Does grammar, spelling, and punctuation really matter?
Reasons grammar, punctuation and spelling matter
Incorrect punctuation, grammar, or spelling can give the wrong message entirely. If you want to while away a few hours you’ll find the internet is burning with brilliant examples.
The moral of the story? If you make a mistake, your audience will focus on that and will be distracted away from your important message.
You are judged on your prowess with the English language. It might not be fair but people could think that you lack attention to detail, don’t care about your subject matter or lack expertise. When it comes to marketing and company image it’s vital to get it right.
Common mistakes and how to avoid them
10 writing mistakes…and how to avoid them
- A lot/a lot. Use a lot.
- Effect/affect. Effect (noun) refers to the result or cause: ‘She knew the bread had an effect on her digestive system.’ Affect (verb) is the act of having an influence on something: ‘The weather affected their plans.’

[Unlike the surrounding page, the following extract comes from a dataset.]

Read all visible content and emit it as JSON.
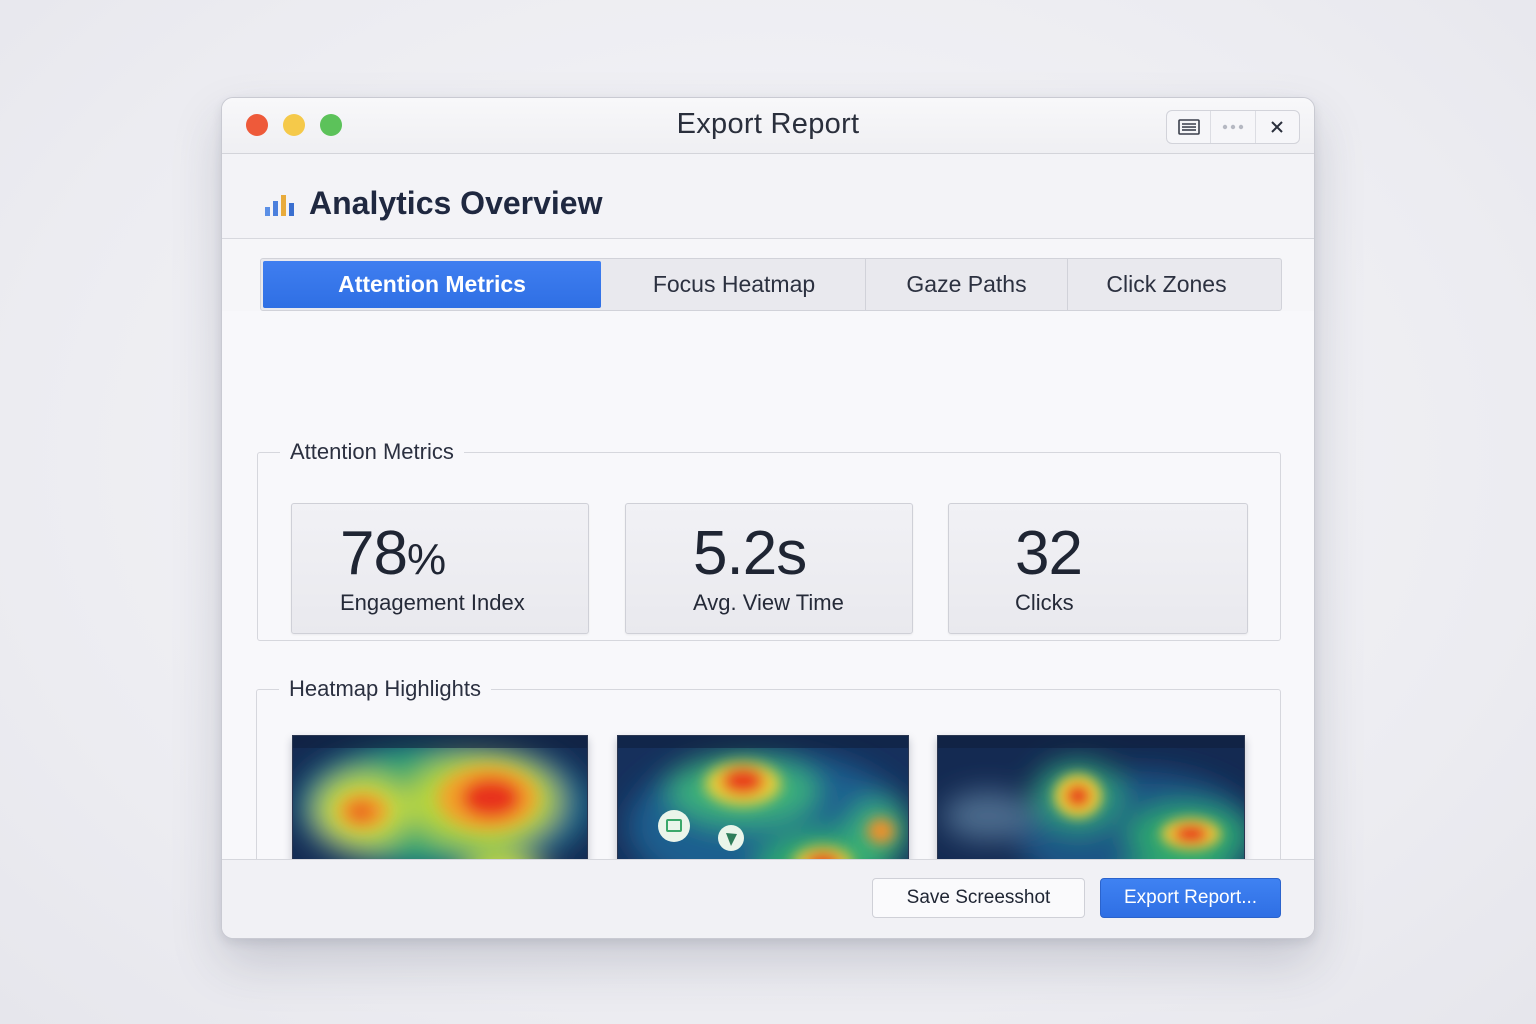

- Misplaced apostrophes. Apostrophes indicate possession and contracted words. They are never used to make a word plural. Write ‘In the 1980s’ and not ‘In the 1980’s’. You’re is the contracted form of ‘you are’. Your indicates belonging: ‘It is your ball.’
- Its/it’s. An apostrophe is only used to contract ‘it is’ and not to indicate possession.
- Could/would/should. Could have is correct and not ‘could of’. Could’ve is the contracted form of ‘could have’. The same applies to should and would.
- Then/than. Then indicates something following something else in time: ‘We will go there then.’ Than is used in comparisons: ‘It costs more than that.’
- There/their/they’re. Use their to indicate possession: ‘It’s their ball.’ They’re is the contracted form of ‘they are’: ‘They’re going to Paris.’ Use there when it’s incorrect to use their or they’re.
- Refer to a brand as it rather than ‘they’. A business is singular and not plural.
- Semicolons. Semicolons are used to connect two independent clauses that could stand on their own but are closely related: ‘Ring me tomorrow; I’ll talk to you then.’ Here each clause could be a sentence but it makes sense to join them together. If there is a conjunction between the two clauses (eg. and, but, or) use a comma instead.
- Who/what. When describing an object use that. When referring to a person use who.
Can bad grammar ever be good?
Grammar really does matter but the answer to this question is yes.
When it comes to writing creative copy sometimes it’s good to break grammar, punctuation, and spelling rules. It’s about knowing when it’s appropriate to break rules and when it’s important to stick to them.
Remember the ‘Got Milk?’ campaign? It would be more correct to say: ‘Do you have any milk?’ but that’s dry and boring. ‘Got Milk?’ is catchy, memorable, and achieves its aim – selling more milk.
As Pablo Picasso said: ‘Learn the rules like a pro, so you can break them like an artist.’